The Wayside House (also known as the Hilgen-Schuette House) is a historic house located in Cedarburg, Wisconsin. It was built by Frederick Hilgen, who later co-owned the Cedarburg Mill, and is considered the father of Cedarburg. It was added to the National Register of Historic Places on March 17, 1982.

== Description and history ==
Frederick Hilgen immigrated from Germany in 1832, working as a clerk and serving in a state militia. In 1844, he bought some undeveloped land northwest of Milwaukee, including the site of this house. He had that land platted and it became the village of Cedarburg. He and William Schroeder built a grist mill on Cedar Creek in 1845.

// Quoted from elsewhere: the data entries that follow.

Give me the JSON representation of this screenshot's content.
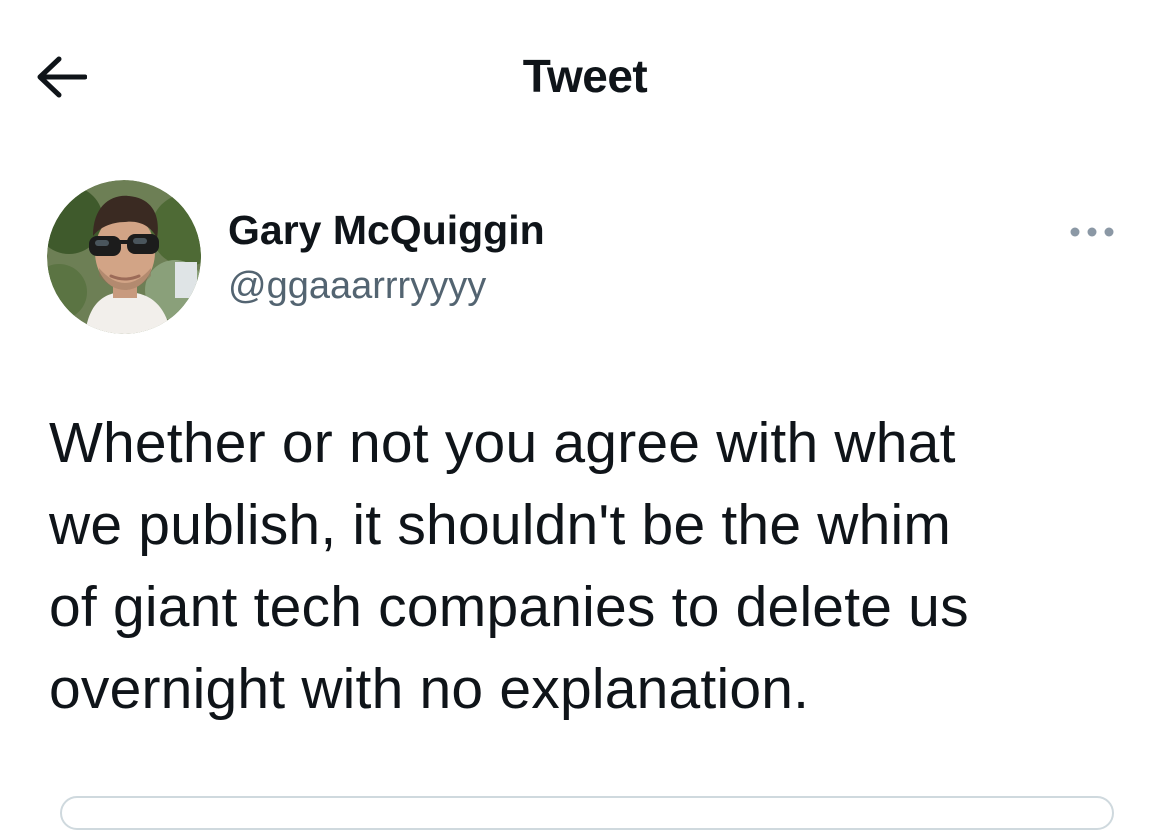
{
  "header": {
    "title": "Tweet",
    "back_icon": "arrow-left-icon"
  },
  "tweet": {
    "author": {
      "display_name": "Gary McQuiggin",
      "handle": "@ggaaarrryyyy",
      "avatar_icon": "profile-photo"
    },
    "more_icon": "more-horizontal-icon",
    "text": "Whether or not you agree with what\nwe publish, it shouldn't be the whim\nof giant tech companies to delete us\novernight with no explanation."
  },
  "colors": {
    "text_primary": "#0f1419",
    "text_secondary": "#536471",
    "border": "#cfd9de"
  }
}
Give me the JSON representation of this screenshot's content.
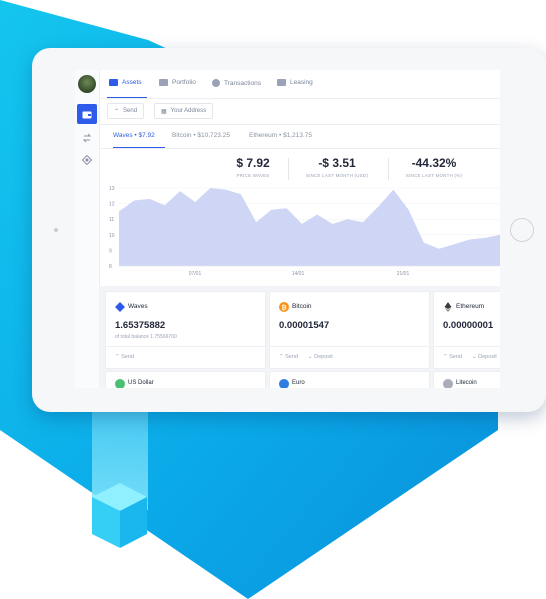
{
  "colors": {
    "accent": "#2f5bea",
    "chart_fill": "#cfd6f5",
    "background_blue": "#0aa3e6"
  },
  "nav": {
    "tabs": [
      {
        "label": "Assets",
        "icon": "wallet-icon"
      },
      {
        "label": "Portfolio",
        "icon": "portfolio-icon"
      },
      {
        "label": "Transactions",
        "icon": "transactions-icon"
      },
      {
        "label": "Leasing",
        "icon": "leasing-icon"
      }
    ]
  },
  "actions": {
    "send": "Send",
    "address": "Your Address"
  },
  "asset_tabs": [
    {
      "name": "Waves",
      "price": "$7.92"
    },
    {
      "name": "Bitcoin",
      "price": "$10,723.25"
    },
    {
      "name": "Ethereum",
      "price": "$1,213.75"
    }
  ],
  "stats": [
    {
      "value": "$ 7.92",
      "label": "PRICE WAVES"
    },
    {
      "value": "-$ 3.51",
      "label": "SINCE LAST MONTH (USD)"
    },
    {
      "value": "-44.32%",
      "label": "SINCE LAST MONTH (%)"
    }
  ],
  "chart_data": {
    "type": "area",
    "y_ticks": [
      13,
      12,
      11,
      10,
      9,
      8
    ],
    "ylim": [
      8,
      13
    ],
    "x_labels": [
      "07/01",
      "14/01",
      "21/01"
    ],
    "values": [
      11.5,
      12.2,
      12.3,
      11.9,
      12.8,
      12.1,
      13.0,
      12.9,
      12.6,
      10.8,
      11.6,
      11.7,
      10.7,
      11.3,
      10.7,
      11.0,
      10.8,
      11.8,
      12.9,
      11.6,
      9.5,
      9.1,
      9.4,
      9.7,
      9.8,
      10.0
    ],
    "grid": true,
    "legend": "none"
  },
  "cards": [
    {
      "name": "Waves",
      "balance": "1.65375882",
      "sub": "of total balance 1.75566700",
      "actions": [
        "Send"
      ]
    },
    {
      "name": "Bitcoin",
      "balance": "0.00001547",
      "sub": "",
      "actions": [
        "Send",
        "Deposit"
      ]
    },
    {
      "name": "Ethereum",
      "balance": "0.00000001",
      "sub": "",
      "actions": [
        "Send",
        "Deposit"
      ]
    }
  ],
  "cards_row2": [
    {
      "name": "US Dollar"
    },
    {
      "name": "Euro"
    },
    {
      "name": "Litecoin"
    }
  ]
}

In 1846, he built the first section of what would become the Wayside House on a wooded knoll. It was probably originally one story, with walls of coursed fieldstone, but it's difficult to tell because Hilgen kept expanding the house over the years. The current house is two stories, with a cross-gable roof and some walls clad in cream bricks. The front entrance is sheltered by an open wooden porch. By 1900, it had reached its current configuration. The house's second owner was John Schuette, and it's sometimes called the Hilgen-Schuette House.

Hilgen went on to found the Cedarburg Mill in 1855 and the Wittenberg Woolen Mill in 1864.